I would think a primary food source died off or a new more efficient predator.
Thanks sir-
-Judd
Agree. I have fished it since 1986
The river was MAGICAL in the 80's up until the early to mid 90's. Several things happened to take it down.
1. The river was insane! It was LOADED with scuds/sowbugs(invertabrates) that produced 1" growth rates per month! Phil Bertoli @ Tn Tech? along with TWRA did a study on this and ultimately the 6-8" fish they stocked got cut down to 3-4" to save $$$ and to make a " wilder trout".
2. Remember during this time the grass especially from the dam to the weir was thick and you could barely see the bottom. That grass was FULL of scuds( tiny shrimp-like, high in calories) but suddenly the river looked like a freestone Smokies stream.
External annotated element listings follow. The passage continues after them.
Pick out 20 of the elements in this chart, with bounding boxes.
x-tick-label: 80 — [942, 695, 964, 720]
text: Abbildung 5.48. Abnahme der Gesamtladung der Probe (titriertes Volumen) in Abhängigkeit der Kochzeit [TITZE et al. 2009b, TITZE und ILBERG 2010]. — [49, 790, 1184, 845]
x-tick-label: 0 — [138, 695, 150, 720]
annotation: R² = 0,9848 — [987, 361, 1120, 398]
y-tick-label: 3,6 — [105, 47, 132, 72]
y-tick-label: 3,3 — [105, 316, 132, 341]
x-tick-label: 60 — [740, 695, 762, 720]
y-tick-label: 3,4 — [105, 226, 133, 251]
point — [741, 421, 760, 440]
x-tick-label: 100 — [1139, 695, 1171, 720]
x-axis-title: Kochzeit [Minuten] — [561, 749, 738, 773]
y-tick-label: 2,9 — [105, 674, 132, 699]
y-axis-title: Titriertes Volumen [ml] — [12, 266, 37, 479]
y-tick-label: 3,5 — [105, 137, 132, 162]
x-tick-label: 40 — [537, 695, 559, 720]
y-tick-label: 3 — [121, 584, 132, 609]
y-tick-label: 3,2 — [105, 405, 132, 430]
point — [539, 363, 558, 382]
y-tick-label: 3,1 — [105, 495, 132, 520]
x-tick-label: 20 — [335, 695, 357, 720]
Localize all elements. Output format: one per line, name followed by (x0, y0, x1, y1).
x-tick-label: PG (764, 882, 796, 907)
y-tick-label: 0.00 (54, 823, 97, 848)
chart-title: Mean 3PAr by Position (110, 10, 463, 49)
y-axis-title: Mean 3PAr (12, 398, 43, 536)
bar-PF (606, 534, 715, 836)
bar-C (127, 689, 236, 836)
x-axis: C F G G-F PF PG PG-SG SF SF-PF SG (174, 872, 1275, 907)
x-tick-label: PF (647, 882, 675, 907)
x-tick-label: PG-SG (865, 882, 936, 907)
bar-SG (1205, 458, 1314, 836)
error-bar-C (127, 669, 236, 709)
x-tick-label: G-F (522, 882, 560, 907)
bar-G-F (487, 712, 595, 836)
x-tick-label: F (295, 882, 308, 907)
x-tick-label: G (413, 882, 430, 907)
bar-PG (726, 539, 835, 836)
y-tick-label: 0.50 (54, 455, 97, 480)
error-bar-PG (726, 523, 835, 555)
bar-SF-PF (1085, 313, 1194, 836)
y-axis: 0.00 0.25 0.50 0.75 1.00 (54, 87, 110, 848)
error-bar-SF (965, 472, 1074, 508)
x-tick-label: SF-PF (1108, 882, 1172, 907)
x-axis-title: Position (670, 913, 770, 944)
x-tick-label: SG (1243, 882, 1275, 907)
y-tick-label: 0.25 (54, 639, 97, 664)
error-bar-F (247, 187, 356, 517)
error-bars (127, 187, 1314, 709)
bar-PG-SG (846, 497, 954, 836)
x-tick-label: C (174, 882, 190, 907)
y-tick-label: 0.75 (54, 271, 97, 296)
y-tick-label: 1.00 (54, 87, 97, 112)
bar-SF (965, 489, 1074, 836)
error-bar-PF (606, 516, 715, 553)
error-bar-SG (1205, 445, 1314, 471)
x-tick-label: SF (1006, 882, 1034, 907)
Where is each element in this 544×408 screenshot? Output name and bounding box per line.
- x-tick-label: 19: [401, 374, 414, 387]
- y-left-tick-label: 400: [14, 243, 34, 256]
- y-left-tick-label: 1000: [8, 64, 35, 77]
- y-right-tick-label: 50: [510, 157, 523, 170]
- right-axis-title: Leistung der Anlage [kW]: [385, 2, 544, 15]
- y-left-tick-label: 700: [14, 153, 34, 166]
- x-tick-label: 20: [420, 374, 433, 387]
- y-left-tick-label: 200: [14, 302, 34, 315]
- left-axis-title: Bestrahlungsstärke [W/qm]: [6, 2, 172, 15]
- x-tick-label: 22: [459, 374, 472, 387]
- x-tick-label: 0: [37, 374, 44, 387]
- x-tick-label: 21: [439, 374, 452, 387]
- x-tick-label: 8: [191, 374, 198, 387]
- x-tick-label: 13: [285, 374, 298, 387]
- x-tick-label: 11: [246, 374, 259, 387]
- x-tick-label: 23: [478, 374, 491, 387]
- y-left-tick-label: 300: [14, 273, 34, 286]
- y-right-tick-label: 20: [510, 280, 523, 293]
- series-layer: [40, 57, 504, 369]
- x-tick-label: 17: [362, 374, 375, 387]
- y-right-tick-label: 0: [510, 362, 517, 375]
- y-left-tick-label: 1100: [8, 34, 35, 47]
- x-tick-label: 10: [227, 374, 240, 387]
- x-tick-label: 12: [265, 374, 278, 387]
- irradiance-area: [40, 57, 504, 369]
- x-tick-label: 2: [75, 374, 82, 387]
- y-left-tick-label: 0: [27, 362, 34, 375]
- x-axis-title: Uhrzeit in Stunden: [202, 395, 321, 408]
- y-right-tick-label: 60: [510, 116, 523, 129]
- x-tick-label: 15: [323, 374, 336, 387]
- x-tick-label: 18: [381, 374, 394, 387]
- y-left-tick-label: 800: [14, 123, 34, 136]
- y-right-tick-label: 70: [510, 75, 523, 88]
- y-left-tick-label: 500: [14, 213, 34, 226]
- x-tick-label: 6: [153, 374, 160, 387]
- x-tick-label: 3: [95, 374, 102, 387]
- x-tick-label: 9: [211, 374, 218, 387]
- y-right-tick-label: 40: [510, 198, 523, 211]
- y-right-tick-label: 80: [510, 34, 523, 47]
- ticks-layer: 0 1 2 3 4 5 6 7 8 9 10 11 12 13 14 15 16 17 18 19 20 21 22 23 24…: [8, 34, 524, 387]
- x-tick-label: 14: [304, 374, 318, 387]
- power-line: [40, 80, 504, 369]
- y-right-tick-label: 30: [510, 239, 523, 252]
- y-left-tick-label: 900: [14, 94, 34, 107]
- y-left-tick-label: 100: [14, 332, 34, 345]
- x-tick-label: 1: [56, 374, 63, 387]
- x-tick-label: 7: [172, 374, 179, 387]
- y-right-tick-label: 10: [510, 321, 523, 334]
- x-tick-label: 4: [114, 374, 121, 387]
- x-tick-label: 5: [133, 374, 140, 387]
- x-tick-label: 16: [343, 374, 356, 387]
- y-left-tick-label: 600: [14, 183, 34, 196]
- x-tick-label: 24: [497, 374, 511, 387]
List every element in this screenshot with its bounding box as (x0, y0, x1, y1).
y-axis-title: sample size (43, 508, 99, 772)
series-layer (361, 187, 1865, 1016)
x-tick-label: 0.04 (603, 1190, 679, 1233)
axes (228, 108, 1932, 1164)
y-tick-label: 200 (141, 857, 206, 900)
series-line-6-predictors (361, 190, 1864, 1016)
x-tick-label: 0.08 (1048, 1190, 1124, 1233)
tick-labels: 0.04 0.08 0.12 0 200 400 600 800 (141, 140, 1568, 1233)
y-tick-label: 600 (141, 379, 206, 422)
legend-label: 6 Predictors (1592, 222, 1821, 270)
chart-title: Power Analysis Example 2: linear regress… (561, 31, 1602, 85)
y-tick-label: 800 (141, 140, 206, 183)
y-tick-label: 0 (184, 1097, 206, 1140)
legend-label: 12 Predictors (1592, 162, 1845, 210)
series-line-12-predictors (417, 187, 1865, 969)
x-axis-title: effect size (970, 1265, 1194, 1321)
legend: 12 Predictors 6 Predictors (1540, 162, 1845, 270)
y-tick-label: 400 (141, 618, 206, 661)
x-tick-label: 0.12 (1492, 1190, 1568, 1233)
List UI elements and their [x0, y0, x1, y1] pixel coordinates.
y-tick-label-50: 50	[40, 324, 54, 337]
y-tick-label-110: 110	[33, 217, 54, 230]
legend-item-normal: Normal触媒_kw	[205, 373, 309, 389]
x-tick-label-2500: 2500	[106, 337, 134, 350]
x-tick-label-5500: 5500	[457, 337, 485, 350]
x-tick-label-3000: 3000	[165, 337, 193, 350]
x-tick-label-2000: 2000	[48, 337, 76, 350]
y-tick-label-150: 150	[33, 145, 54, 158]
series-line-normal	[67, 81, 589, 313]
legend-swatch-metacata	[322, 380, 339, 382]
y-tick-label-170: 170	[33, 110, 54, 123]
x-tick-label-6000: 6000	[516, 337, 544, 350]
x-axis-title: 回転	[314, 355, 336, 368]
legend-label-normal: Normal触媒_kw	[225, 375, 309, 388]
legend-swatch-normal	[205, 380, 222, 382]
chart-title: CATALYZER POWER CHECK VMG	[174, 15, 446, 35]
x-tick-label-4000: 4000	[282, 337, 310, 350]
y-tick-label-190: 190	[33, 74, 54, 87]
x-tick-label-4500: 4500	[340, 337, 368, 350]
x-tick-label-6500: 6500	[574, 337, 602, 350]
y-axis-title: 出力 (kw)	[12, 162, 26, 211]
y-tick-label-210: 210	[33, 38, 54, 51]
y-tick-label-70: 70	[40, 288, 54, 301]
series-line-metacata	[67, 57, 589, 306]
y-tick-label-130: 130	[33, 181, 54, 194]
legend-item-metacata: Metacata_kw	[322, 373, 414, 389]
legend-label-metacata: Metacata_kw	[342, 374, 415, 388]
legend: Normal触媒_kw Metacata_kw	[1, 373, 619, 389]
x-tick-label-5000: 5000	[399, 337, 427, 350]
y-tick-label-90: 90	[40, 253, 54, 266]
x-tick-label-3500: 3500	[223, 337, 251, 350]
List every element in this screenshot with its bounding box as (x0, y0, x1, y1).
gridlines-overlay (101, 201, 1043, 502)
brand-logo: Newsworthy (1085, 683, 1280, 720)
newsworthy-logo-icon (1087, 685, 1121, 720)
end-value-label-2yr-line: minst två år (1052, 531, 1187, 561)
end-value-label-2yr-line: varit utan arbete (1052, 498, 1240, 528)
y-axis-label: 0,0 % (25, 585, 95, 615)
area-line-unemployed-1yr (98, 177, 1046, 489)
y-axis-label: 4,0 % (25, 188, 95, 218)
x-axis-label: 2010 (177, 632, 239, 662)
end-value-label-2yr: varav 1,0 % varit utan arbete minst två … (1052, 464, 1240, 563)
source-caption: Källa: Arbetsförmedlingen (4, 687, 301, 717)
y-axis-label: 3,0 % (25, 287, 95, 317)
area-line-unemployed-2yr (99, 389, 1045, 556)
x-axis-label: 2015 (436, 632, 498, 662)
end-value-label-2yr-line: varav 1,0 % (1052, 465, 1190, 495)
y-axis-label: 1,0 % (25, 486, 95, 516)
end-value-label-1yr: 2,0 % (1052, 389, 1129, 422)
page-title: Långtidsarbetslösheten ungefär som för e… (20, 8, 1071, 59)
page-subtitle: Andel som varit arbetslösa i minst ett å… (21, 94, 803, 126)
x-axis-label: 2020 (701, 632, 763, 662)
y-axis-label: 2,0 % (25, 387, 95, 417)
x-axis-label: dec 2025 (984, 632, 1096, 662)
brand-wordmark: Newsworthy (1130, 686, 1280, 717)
In an effort to figure this out I got chemical test kits from Americorps and tested the river at multiple locations. My son ( who won the regional science project for it) and I found phosphates and chlorine from the dam down to Miller's Island. Was it TVA dumping chlorine to clean the generators or something else who knows but the river,insects, and the fishing changed.
2. Then the era of the DINKS as we called it. Only small fish and nonhealthy for a period of time until the slot limit got introduced which has helped immensely IMO as improving the river. The scuds are coming back along the river but no where near the 80-90's numbers.
3. The worse thing however is schools of stripers coming into the river during summer months and wiping out the trout especially from 61 bridge up to Offet schoals. Last time we floated there were at least 8-10 stripers above Cold Water in the bend. We saw them all the way down to 61. Sad that a resource like the Clinch gets ravaged by these fish.
These are obviously my opinions and observations from 30 years of fishing this wonderful river. I wish we had a better cold water fisheries program that was more proactive in protecting these fisheries than concentrating on just dumping fish into a river and hoping for the best and satisfying the guy that wants to put 7 fish on a chain.